LINTASWAKTU33, Afrika Selatan – Protes yang dipimpin oleh kaum muda mengguncang negara-negara di berbagai belahan Afrika, dari Samudra Hindia hingga Sahara, dengan anggota yang disebut Generasi Z - mereka yang berusia di bawah 28 tahun - turun ke jalan karena frustrasi atas buruknya pemerintahan selama bertahun-tahun.
Kurang dari seminggu protes atas kekurangan air dan listrik di Madagaskar, sebuah pulau di lepas Pantai Timur Afrika, mendorong Presiden Andry Rajoelina untuk membubarkan pemerintahannya pada hari Senin, dengan mengatakan di televisi nasional: "Saya mendengar seruan itu, saya merasakan penderitaannya."
Namun, protes masih terus berlangsung, dengan para
demonstran menuntut Rajoelina-yang pertama kali berkuasa melalui kudeta tahun 2009 tetapi kemudian mengundurkan diri dan ikut serta dalam pemilu pada tahun 2018 dan 2023-untuk mundur juga.
Fanilo, seorang mahasiswa kedokteran berusia 21 tahun di ibu kota Madagaskar, Antananarivo, yang telah mengambil bagian dalam demonstrasi, mengatakan penanganan protes oleh pemerintah hanya memperkuat tekad pemuda.
"Kami keluar hari itu membawa bunga, plakat, bernyanyi dengan damai...agar suara kami terdengar, dalam perjalanan kami mengalami penindasan hebat dari pasukan keamanan tanpa alasan yang sah," ujarnya kepada NPR. NPR hanya menggunakan nama depannya karena ia takut akan menjadi sasaran pasukan keamanan tersebut.
Awalnya, kami terkena gas air mata, lalu tiba-tiba kami mendengar suara tembakan... kami semua menyadari mereka ingin membunuh kami. Beberapa orang tewas hari itu akibat luka tembak.
Pemerintah Madagaskar belum mengumumkan jumlah korban tewas, tetapi Perserikatan Bangsa-Bangsa mengatakan sedikitnya 22 orang tewas dan menuduh pasukan keamanan melakukan tindakan keras.
Seorang pengunjuk rasa lain, yang tidak mau disebutkan namanya karena takut menjadi sasaran, mengatakan kepada NPR bahwa dia harus pergi ke ruang gawat darurat setelah terkena proyektil polisi.
"Saya ikut protes karena sudah cukup.

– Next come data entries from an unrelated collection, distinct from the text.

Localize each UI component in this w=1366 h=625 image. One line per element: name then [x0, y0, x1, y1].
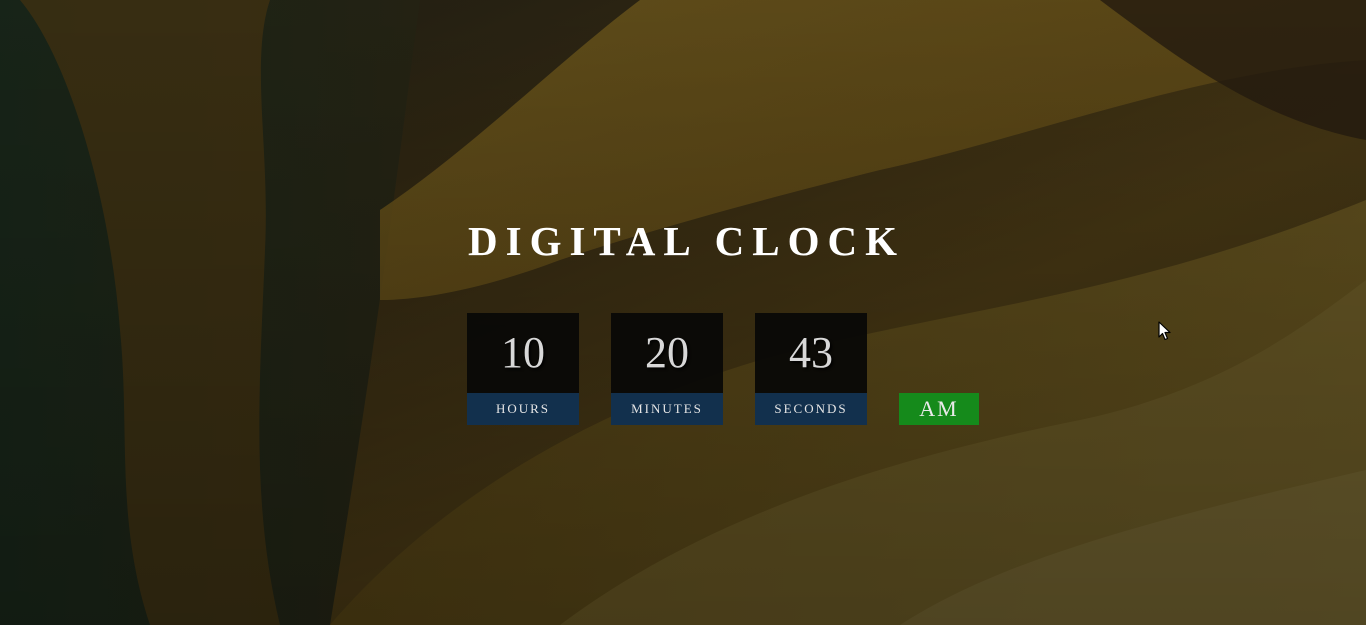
- am-pm-badge: AM: [899, 393, 979, 425]
- seconds-value: 43: [755, 313, 867, 393]
- mouse-pointer-icon: [1158, 321, 1171, 341]
- hours-value: 10: [467, 313, 579, 393]
- hours-label: HOURS: [467, 393, 579, 425]
- hours-unit: 10 HOURS: [467, 313, 579, 425]
- seconds-unit: 43 SECONDS: [755, 313, 867, 425]
- minutes-label: MINUTES: [611, 393, 723, 425]
- digital-clock-page: DIGITAL CLOCK 10 HOURS 20 MINUTES 43 SEC…: [0, 0, 1366, 625]
- page-title: DIGITAL CLOCK: [468, 218, 906, 264]
- minutes-unit: 20 MINUTES: [611, 313, 723, 425]
- minutes-value: 20: [611, 313, 723, 393]
- seconds-label: SECONDS: [755, 393, 867, 425]
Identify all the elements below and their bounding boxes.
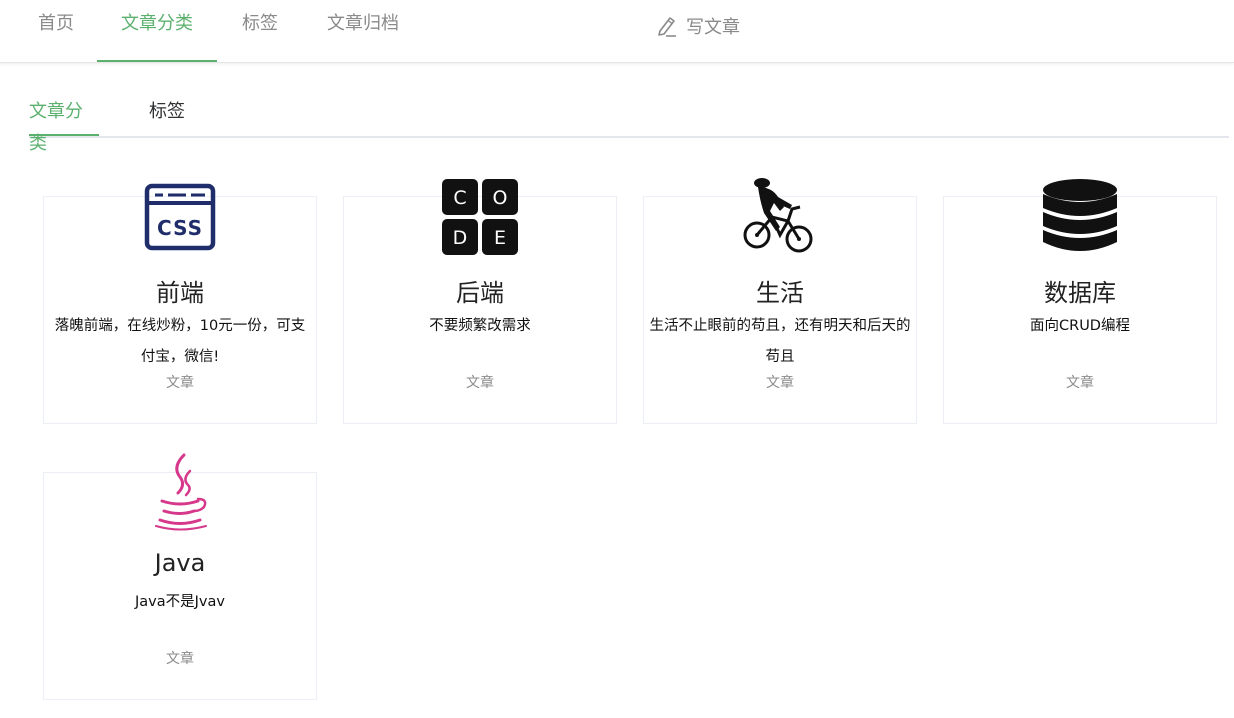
- category-card-life[interactable]: 生活 生活不止眼前的苟且，还有明天和后天的苟且 文章: [643, 178, 917, 424]
- svg-text:D: D: [453, 227, 468, 249]
- write-article-button[interactable]: 写文章: [656, 12, 740, 40]
- edit-icon: [658, 17, 676, 37]
- category-article-label: 文章: [166, 651, 194, 667]
- category-card-java[interactable]: Java Java不是Jvav 文章: [43, 453, 317, 700]
- category-description: 落魄前端，在线炒粉，10元一份，可支付宝，微信!: [54, 318, 306, 365]
- category-description: 不要频繁改需求: [429, 318, 531, 334]
- svg-text:E: E: [494, 227, 506, 249]
- nav-item-home[interactable]: 首页: [37, 0, 75, 62]
- nav-item-archive[interactable]: 文章归档: [327, 0, 399, 62]
- css-icon: CSS: [140, 177, 220, 257]
- category-name: Java: [154, 549, 206, 577]
- category-name: 生活: [756, 279, 804, 307]
- nav-item-tags[interactable]: 标签: [241, 0, 279, 62]
- cyclist-icon: [740, 177, 820, 257]
- category-name: 前端: [156, 279, 204, 307]
- code-icon: C O D E: [440, 177, 520, 257]
- category-card-database[interactable]: 数据库 面向CRUD编程 文章: [943, 179, 1217, 424]
- category-name: 后端: [456, 279, 504, 307]
- svg-text:CSS: CSS: [157, 216, 203, 240]
- write-article-label: 写文章: [686, 17, 740, 38]
- category-card-backend[interactable]: C O D E 后端 不要频繁改需求 文章: [343, 179, 617, 424]
- category-description: Java不是Jvav: [135, 594, 225, 610]
- category-card-frontend[interactable]: CSS 前端 落魄前端，在线炒粉，10元一份，可支付宝，微信! 文章: [43, 183, 317, 424]
- category-article-label: 文章: [766, 375, 794, 391]
- top-navbar: 首页 文章分类 标签 文章归档 写文章: [0, 0, 1234, 63]
- tab-tags[interactable]: 标签: [149, 96, 189, 134]
- database-icon: [1040, 177, 1120, 257]
- nav-item-categories[interactable]: 文章分类: [97, 0, 217, 62]
- svg-text:O: O: [493, 187, 508, 209]
- category-description: 生活不止眼前的苟且，还有明天和后天的苟且: [649, 318, 911, 365]
- java-icon: [140, 453, 220, 533]
- svg-text:C: C: [453, 187, 466, 209]
- category-article-label: 文章: [466, 375, 494, 391]
- category-article-label: 文章: [1066, 375, 1094, 391]
- category-description: 面向CRUD编程: [1030, 318, 1130, 334]
- category-article-label: 文章: [166, 375, 194, 391]
- category-tabs: 文章分类 标签: [29, 96, 1229, 154]
- tab-categories[interactable]: 文章分类: [29, 96, 99, 154]
- category-name: 数据库: [1044, 279, 1116, 307]
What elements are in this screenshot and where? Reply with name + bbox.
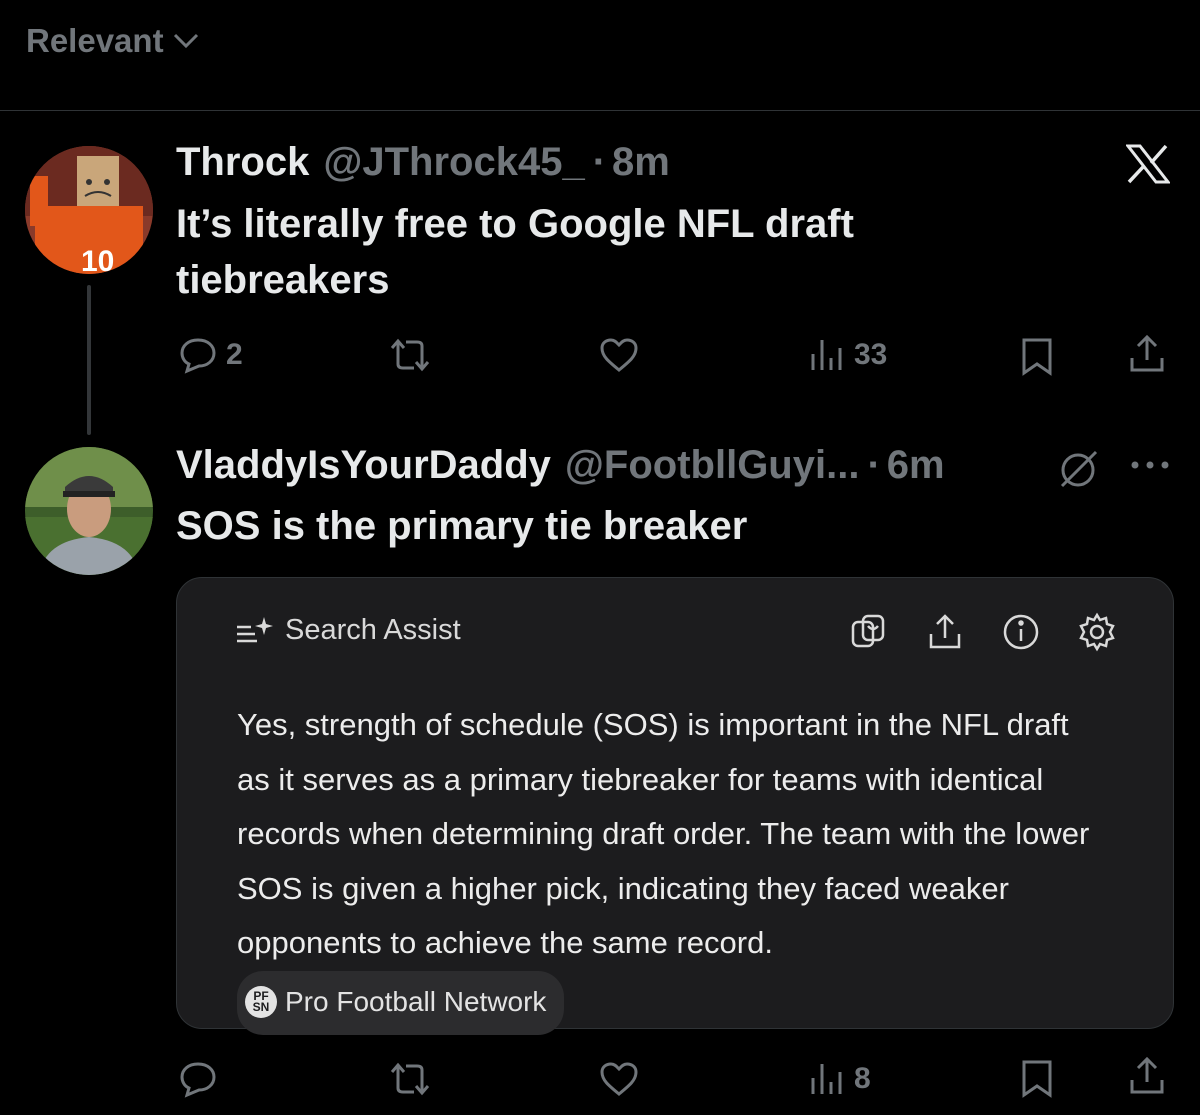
timestamp[interactable]: 8m xyxy=(612,140,670,185)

Kami telah kehilangan hak-hak dasar kami, korupsi ada di mana-mana, ketidakadilan ada di mana-mana, layanan publik runtuh," ujarnya. "Di rumah saya, misalnya, kami sudah enam tahun tidak punya air bersih, tapi kami masih harus membayar tagihan."
Fanilo, mahasiswa kedokteran, mengatakan sebagian besar protes, yang bersifat organik dan bukan dipimpin oleh kelompok tertentu, diorganisir melalui Facebook. Para
pengunjuk rasa menggunakan tengkorak kartun bertopi jerami sebagai simbol mereka.
Diambil dari serial anime Jepang "One Piece," tentang bajak laut yang melawan pemerintah yang represif.
Tengkorak dan Tulang Bersilang juga menjadi simbol protes Gen-Z di Asia, seperti yang menggulingkan pemerintahan Nepal bulan lalu.
Fanilo mengatakan warga Madagaskar menyaksikan apa yang terjadi di Nepal, di mana banyak di antara mereka yang marah dengan video anak-anak politisi yang hidup dalam kemewahan, atau "nepo kids."
"Kami mengalami hal yang sama dan itu memberi kami keberanian untuk bangkit dan berdemonstrasi," ujarnya. "Kami menuntut perombakan total sistem kami....sebagai anak muda, kami mewakili masa depan bangsa kami."
Selain Nepal, di tempat lain di Asia, terdapat protes yang dipimpin anak muda di Filipina terkait korupsi dan di Indonesia terkait tunjangan politik. Eropa juga tak luput dari hal ini, dengan anak muda di Serbia turun ke jalan dalam demonstrasi besar-besaran tahun ini, memprotes runtuhnya stasiun kereta api yang mematikan dan dugaan korupsi pemerintah.
Madagaskar juga bukan satu-satunya contoh di Afrika. Di seberang Samudra Hindia, di Kenya, di pesisir timur Afrika, protes besar-besaran yang dilakukan Generasi Z telah berlangsung sejak tahun lalu ketika ribuan orang turun ke jalan untuk memprotes RUU keuangan yang tidak populer. Di puncak protes, para demonstran menyerbu dan membakar sebagian gedung parlemen di Nairobi, menewaskan puluhan pengunjuk rasa.